O passo mais descarado e ostensivo para isto foi dado por Paulo Guedes. Espanta-me que a esquerda tenha protestado apenas contra o “trabalho escravo”, quando Guedes tem a coragem de anunciar que quer treinar jovens nos quartéis e depois usá-los para cavar buracos, pagando 200 reais por mês. O menos ruim aí é o trabalho escravo.
Creio que a maioria das pessoas nem se deram conta de que Guedes sugeriu criarmos a guarda nazista, a juventude-hitleriana bolsonarista, com dinheiro público. O problema é que a esquerda introjetou o absurdo.
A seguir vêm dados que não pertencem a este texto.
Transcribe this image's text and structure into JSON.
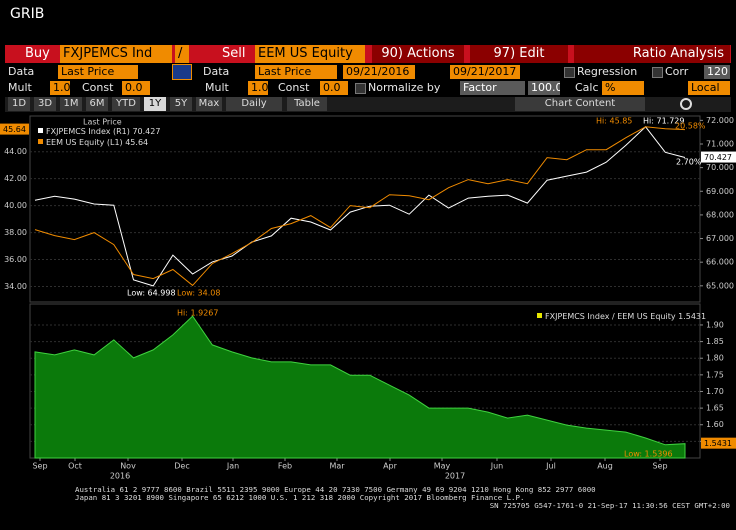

Alguns estados governados pela esquerda aceitaram a excrecência que são as escolas cívico-militares, colégios de “pedagogia” militar em plena democracia. Algo não previsto em lugar nenhum da nossa constituição, mas que diante da falta de verbas, quando condicionadas a elas, foram aceitas avidamente de norte a sul. Mas, muito pior do que isto é a proposta de milícias estatatais bolsonaristas feita por Guedes.
O governo financiaria jovens que iriam para os quartéis serem doutrinados com “OSPB” e, depois, por 200 reais por mês, estariam disponíveis para “ações governamentais”. OSPB nem matéria escolar é. Tenho 49 anos, portanto, sou da geração que teve OSPB e Moral e Cívica na escola, se dava nesta matéria, aquilo que cada escola desejava. Obviamente que, usando-se as forças armadas para amestrar jovens, através de “OSPB”, não vai se ensinar a eles “direitos humanos”. Jovens pobres (nenhum jovem de classe média vai se alistar para ganhar 200 reais por mês) que serão doutrinados e estarão ao dispor do Bolsonarismo, para qualquer ação por uma ninharia, e tudo pago com dinheiro público. Óbvio que temos que evitar isto e como evitar isto, a maior tragédia é que de maneira clara e aberta o bolsonarismo tenha coragem de propor a criação de uma milícia paga com dinheiro público, sem acobertamentos, sem subterfúgios.
O anjo da história, tese IX de Benjamin, olha para o passado, para a sucessão de tragédias e catástrofes, para o sofrimento dos humilhados e derrotados, mas é impelido por um vento irresistível para o futuro. É impossível parar a roda da história, mas sim, é possível evitar as catástrofes, as tragédias, antes que elas aconteçam. O bolsonarismo já desdenha ocultar que declarou uma guerra de morte à frágil democracia brasileira. Temos que estar alertas e desarmar seus planos, destruir sua tentativa de criação de um gigantesco exército paramilitar. Ou paramos esta construção, o autômato do mal absoluto e estrutural, ou ele ficará maior que Bolsonaro.
Um exército de paramilitares, milicianos, armados até os dentes, de jovens alistados e mal pagos para cumprir tarefas de uma seita nazista, lutando contra um inimigo imaginário, é uma séria ameaça à democracia, que está sendo arquitetada, tijolo por tijolo, frente a nossos olhos complacentes.